J ust back from a weekend in Venice, where I attended

the 51st Biennale, along with what seemed like tens of thousands of others. I arrived in the city tired and late at night, so it wasn’t until the following morning that I realised I had been sharing a room with a skeleton. Really. I had been billeted with an eccentric artist; the skeleton was purely for reference. At the Biennale two years ago it was so hot that people were fainting into the canals. This year the weather was perfect: bright blue skies with warm sun. In the Giardini I clambered over upside-down beer bottles in Belgium’s pavilion, kicked small silver balls around the floor (Czech and Slovak) and overcame a blast of freezing air (Russia) in the name of art. Huge fun. The last time I was in Venice I was with Bernard Levin. The weather was cold, grey and mysterious, and we stayed in the Danieli. Days were spent in the Accademia, looking at paintings by Carpaccio, Bellini and Mantegna. I wonder what Bernard would have made of the beer bottles.

Igo and visit Bernard’s grave most weekends. While I was deadheading the flowers, I started talking to a man doing the same thing two graves along. We discussed tombstones. At this cemetery, no one is allowed a standing stone: ‘The placement of a FLAT MEMORIAL STONE only, of a maximum size of 0.6 metres x 1.2 metres, is allowed. No raised item will be permitted to be placed on the grave.’ My new friend thought that it was something to do with health and safety — the cemetery didn’t want to be sued if a stone toppled over on to a visitor or vandal. I thought it was because it was considered easier to cut the grass round a flat stone (which it isn’t, apparently). He also told me that Richard Tauber (tenor, 1892–1948) was buried a few rows away and that there were always flowers on his grave. Bernard would have liked that. The simple wooden stick with a brass plaque marking Bernard’s grave until the flat stone can be put down has disappeared. Wrenched up and stolen, I believe. There is also a hole in the side of the mound of earth — but the cemetery manager assures me that it was probably made by a fox, not a latterday Burke or Hare.

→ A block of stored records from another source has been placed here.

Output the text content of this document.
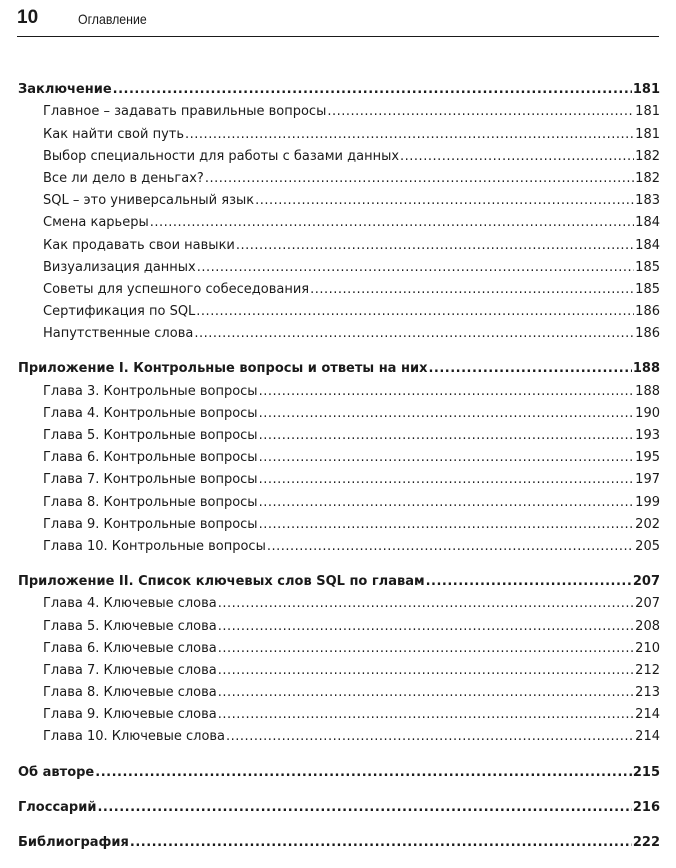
10	Оглавление
Заключение .....	181
Главное – задавать правильные вопросы .....	181
Как найти свой путь .....	181
Выбор специальности для работы с базами данных .....	182
Все ли дело в деньгах? .....	182
SQL – это универсальный язык .....	183
Смена карьеры .....	184
Как продавать свои навыки .....	184
Визуализация данных .....	185
Советы для успешного собеседования .....	185
Сертификация по SQL .....	186
Напутственные слова .....	186
Приложение I. Контрольные вопросы и ответы на них .....	188
Глава 3. Контрольные вопросы .....	188
Глава 4. Контрольные вопросы .....	190
Глава 5. Контрольные вопросы .....	193
Глава 6. Контрольные вопросы .....	195
Глава 7. Контрольные вопросы .....	197
Глава 8. Контрольные вопросы .....	199
Глава 9. Контрольные вопросы .....	202
Глава 10. Контрольные вопросы .....	205
Приложение II. Список ключевых слов SQL по главам .....	207
Глава 4. Ключевые слова .....	207
Глава 5. Ключевые слова .....	208
Глава 6. Ключевые слова .....	210
Глава 7. Ключевые слова .....	212
Глава 8. Ключевые слова .....	213
Глава 9. Ключевые слова .....	214
Глава 10. Ключевые слова .....	214
Об авторе .....	215
Глоссарий .....	216
Библиография .....	222
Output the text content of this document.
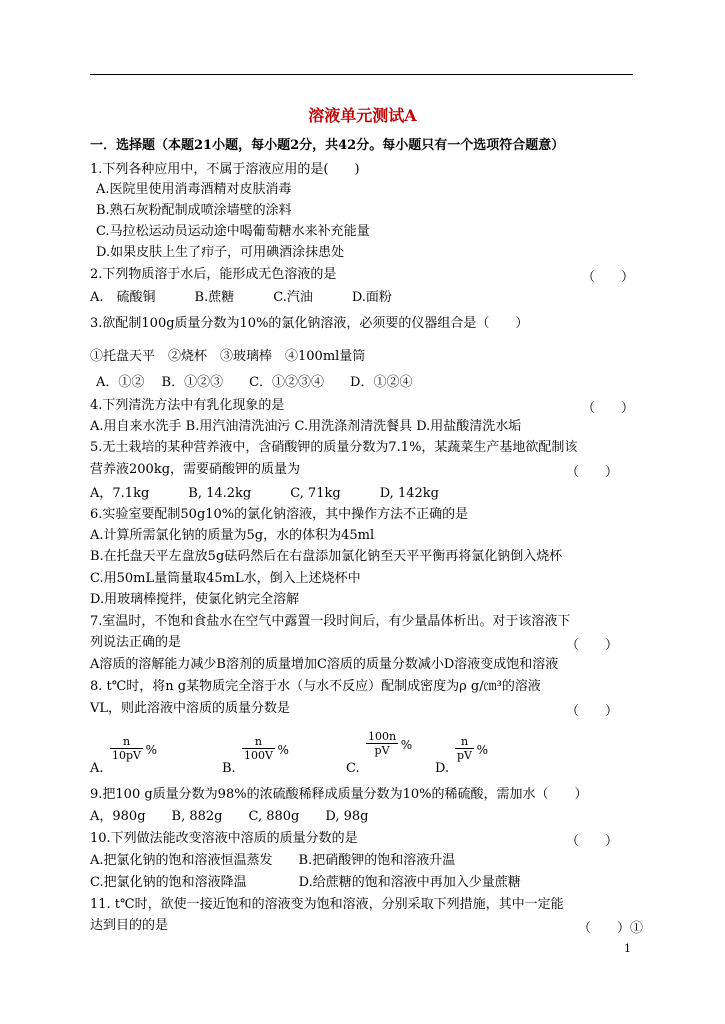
溶液单元测试A
一．选择题（本题21小题，每小题2分，共42分。每小题只有一个选项符合题意）
1.下列各种应用中，不属于溶液应用的是(　　)
A.医院里使用消毒酒精对皮肤消毒
B.熟石灰粉配制成喷涂墙壁的涂料
C.马拉松运动员运动途中喝葡萄糖水来补充能量
D.如果皮肤上生了疖子，可用碘酒涂抹患处
2.下列物质溶于水后，能形成无色溶液的是
A.　硫酸铜　　　B.蔗糖　　　C.汽油　　　D.面粉
3.欲配制100g质量分数为10%的氯化钠溶液，必须要的仪器组合是（　　）
①托盘天平　②烧杯　③玻璃棒　④100ml量筒
A．①②　 B．①②③　　C．①②③④　　D．①②④
4.下列清洗方法中有乳化现象的是
A.用自来水洗手 B.用汽油清洗油污 C.用洗涤剂清洗餐具 D.用盐酸清洗水垢
5.无土栽培的某种营养液中，含硝酸钾的质量分数为7.1%，某蔬菜生产基地欲配制该
营养液200kg，需要硝酸钾的质量为
A，7.1kg　　　B, 14.2kg　　　C, 71kg　　　D, 142kg
6.实验室要配制50g10%的氯化钠溶液，其中操作方法不正确的是
A.计算所需氯化钠的质量为5g，水的体积为45ml
B.在托盘天平左盘放5g砝码然后在右盘添加氯化钠至天平平衡再将氯化钠倒入烧杯
C.用50mL量筒量取45mL水，倒入上述烧杯中
D.用玻璃棒搅拌，使氯化钠完全溶解
7.室温时，不饱和食盐水在空气中露置一段时间后，有少量晶体析出。对于该溶液下
列说法正确的是
A溶质的溶解能力减少B溶剂的质量增加C溶质的质量分数减小D溶液变成饱和溶液
8. t℃时，将n g某物质完全溶于水（与水不反应）配制成密度为ρ g/㎝³的溶液
VL，则此溶液中溶质的质量分数是
9.把100 g质量分数为98%的浓硫酸稀释成质量分数为10%的稀硫酸，需加水（　　）
A，980g　　B, 882g　　C, 880g　　D, 98g
10.下列做法能改变溶液中溶质的质量分数的是
A.把氯化钠的饱和溶液恒温蒸发　　B.把硝酸钾的饱和溶液升温
C.把氯化钠的饱和溶液降温　　　　D.给蔗糖的饱和溶液中再加入少量蔗糖
11. t℃时，欲使一接近饱和的溶液变为饱和溶液，分别采取下列措施，其中一定能
达到目的的是
（　　）
（　　）
（　　）
（　　）
（　　）
（　　）
（　　）①
A.
n
10pV %
B.
n
100V %
C.
100n
pV %
D.
n
pV %
1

Can you name one SI unit? I couldn’t until a few weeks ago. Nor could the television presenters pitted against the critics in a special edition of University Challenge. This came up in conversation on Andros, where I spent a week before going to Venice. One of my fellow guests, an engineer, was not altogether surprised that no one knew what SI stood for — it’s the standard international system of units (metres, kilograms, seconds, etc.) — but he was irritated by the reaction of the contestants when told what it was: instead of looking slightly shamefaced, they looked rather superior, as if knowing the answer to an engineering/technological sort of question was somehow beneath them. Forget Brunel, Thomas Crapper, George Stephenson, Thomas Telford, then. Intellectual snobbery, the engineer decided. I think he has a point.

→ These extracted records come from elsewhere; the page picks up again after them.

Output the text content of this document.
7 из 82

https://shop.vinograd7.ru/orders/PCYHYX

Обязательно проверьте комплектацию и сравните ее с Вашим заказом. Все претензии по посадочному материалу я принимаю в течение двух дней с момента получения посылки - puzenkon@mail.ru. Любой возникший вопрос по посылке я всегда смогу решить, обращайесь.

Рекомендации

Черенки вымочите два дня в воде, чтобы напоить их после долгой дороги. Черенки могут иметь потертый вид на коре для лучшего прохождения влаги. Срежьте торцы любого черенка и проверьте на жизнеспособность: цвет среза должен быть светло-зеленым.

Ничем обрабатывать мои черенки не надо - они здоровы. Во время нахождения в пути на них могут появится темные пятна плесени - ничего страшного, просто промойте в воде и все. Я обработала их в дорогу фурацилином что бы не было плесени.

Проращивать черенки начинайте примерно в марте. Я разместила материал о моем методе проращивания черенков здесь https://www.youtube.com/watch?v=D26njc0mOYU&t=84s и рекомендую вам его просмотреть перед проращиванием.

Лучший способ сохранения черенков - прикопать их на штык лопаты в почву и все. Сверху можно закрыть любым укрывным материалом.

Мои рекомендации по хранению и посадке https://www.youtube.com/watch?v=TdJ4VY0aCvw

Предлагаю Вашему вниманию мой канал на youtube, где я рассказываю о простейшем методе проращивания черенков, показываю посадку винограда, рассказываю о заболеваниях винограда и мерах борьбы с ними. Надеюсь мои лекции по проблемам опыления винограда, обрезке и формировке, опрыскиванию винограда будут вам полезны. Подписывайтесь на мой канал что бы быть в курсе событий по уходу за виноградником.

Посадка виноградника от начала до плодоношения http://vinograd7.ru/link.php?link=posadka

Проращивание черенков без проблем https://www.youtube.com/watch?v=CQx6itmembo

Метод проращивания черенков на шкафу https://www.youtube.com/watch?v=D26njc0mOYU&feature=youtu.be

While on holiday, I was introduced to the joys of the iPod. If my octogenarian host could work one, I was damned if it was going to defeat me. I went to the Apple store in Regent’s Street — a hangar of a place, with assistants, all dressed in black, using walkie-talkies and speaking a barely comprehensible language of gigabites, shuffles and so on. Back home, I logged on to my computer, transferred two CDs and plugged in my iPod (the instructions were surprisingly user-friendly). There was only one rather major problem when I began using the iPod: the allegro from Schubert’s String Quartet in A Minor was followed by Dido’s ‘White Flag’, then came the andante, more Dido ... I must borrow a child for a tutorial. Nearly 30 per cent of The Spectator’s editorial staff are moving house, including me. To the annoyance of those who aren’t, there’s much talk about estate agents, surveyors, solicitors, contracts and, most important, is the price right. There’s a wonderful website which has become our online Bible. Log on to it, type in a street name and up comes the price of any property sold there in the past five years. It’s also a sneaky way of finding out how much friends paid for their new house. So I shan’t give its name. Ha.

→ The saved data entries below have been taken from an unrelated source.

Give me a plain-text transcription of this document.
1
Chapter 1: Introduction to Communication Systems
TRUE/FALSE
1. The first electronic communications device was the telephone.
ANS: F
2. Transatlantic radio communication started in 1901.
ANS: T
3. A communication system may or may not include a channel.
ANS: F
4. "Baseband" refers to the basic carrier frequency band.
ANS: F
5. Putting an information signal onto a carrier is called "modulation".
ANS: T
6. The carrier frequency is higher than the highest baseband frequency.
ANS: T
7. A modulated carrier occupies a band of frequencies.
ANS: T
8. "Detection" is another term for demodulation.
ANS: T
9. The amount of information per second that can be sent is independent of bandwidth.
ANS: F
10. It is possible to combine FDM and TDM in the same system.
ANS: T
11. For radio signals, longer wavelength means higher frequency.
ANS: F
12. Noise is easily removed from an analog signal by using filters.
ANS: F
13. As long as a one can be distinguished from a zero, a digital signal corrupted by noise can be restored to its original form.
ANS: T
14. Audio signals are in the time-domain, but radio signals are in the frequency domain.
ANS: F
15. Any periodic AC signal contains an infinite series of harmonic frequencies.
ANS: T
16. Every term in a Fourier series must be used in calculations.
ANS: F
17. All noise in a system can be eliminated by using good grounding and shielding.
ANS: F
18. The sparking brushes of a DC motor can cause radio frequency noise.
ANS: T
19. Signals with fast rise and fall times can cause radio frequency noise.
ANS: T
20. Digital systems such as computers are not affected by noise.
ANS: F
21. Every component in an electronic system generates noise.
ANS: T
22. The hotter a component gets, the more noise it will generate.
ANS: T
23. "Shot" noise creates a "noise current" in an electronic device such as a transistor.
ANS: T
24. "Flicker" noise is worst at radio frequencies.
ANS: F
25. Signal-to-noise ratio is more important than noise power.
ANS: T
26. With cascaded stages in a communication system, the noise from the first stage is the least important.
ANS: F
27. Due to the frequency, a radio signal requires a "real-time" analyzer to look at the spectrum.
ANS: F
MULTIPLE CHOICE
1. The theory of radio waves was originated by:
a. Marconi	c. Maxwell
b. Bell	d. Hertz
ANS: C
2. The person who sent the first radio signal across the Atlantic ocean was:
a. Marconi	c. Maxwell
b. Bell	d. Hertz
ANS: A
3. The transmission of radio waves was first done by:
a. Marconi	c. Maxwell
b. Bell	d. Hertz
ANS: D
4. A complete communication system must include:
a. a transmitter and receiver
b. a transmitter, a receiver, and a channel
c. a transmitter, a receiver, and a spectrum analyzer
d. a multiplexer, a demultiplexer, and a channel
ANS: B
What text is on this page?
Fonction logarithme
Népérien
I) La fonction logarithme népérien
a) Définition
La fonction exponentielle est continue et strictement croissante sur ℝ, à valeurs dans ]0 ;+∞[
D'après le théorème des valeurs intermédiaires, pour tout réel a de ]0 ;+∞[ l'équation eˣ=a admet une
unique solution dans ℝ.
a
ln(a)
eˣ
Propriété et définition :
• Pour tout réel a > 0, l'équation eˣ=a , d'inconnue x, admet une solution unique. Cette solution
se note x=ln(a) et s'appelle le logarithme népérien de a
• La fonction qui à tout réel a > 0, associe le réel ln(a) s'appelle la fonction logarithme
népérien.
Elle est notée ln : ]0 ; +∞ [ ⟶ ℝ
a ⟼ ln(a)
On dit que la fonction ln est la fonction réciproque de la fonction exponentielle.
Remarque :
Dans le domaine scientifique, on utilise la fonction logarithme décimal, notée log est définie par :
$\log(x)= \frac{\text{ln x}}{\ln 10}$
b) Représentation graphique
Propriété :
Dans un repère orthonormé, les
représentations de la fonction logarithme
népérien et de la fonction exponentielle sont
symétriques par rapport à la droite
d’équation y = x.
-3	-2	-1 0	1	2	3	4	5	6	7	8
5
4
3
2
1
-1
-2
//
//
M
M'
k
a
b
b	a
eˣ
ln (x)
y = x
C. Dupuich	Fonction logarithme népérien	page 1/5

Ishall be sad to leave Marylebone, though. I came across an article BL had written about the High Street nearly 20 years ago. He was mourning the closure of the ‘best fruiterer and greengrocer in the borough’. We locals are now mourning the closure of Blagdens fishmongers (just off the High Street) several weeks ago. A notice in the window written by this thirdgeneration fishmonger explains that the introduction of the congestion charge caused a 20 per cent drop in business overnight, and overenthusiastic traffic wardens caused the street to become an ‘unpleasant and intimidating’ place to shop. ‘The insolence of office,’ he writes.

Iam a Su Doku addict. My latest fix is the Samurai Su Doku — a fiendish five-grid puzzle rather than the usual one-grid one. Rather worryingly, the Times suggests that it should be completed in 55 minutes. I spent from Saturday midnight to 2 a.m. and then another hour on Sunday morning. Friends of mine have abandoned crosswords for Su Doku. I have almost stopped sleeping and reading. I think I need help.

On Sunday I was leaving the block of flats where I live when I was accosted by a teenage boy and girl on the doorstep. The boy told me that he had been ringing the bell to my flat. ‘Why?’ I asked. ‘Because I want to borrow some butter,’ he replied politely. ‘Butter?’ I repeated. ‘Yes,’ he said, ‘butter.’ ‘What on earth for?’ I asked. ‘Because I am baking a cake and I have run out.’ ‘Can’t you go and buy some?’ I asked. ‘I’m skint,’ he said, ‘but I live just across the road’ — and he pointed to the mews opposite. I handed over the money. I still can’t decide whether he was telling the truth.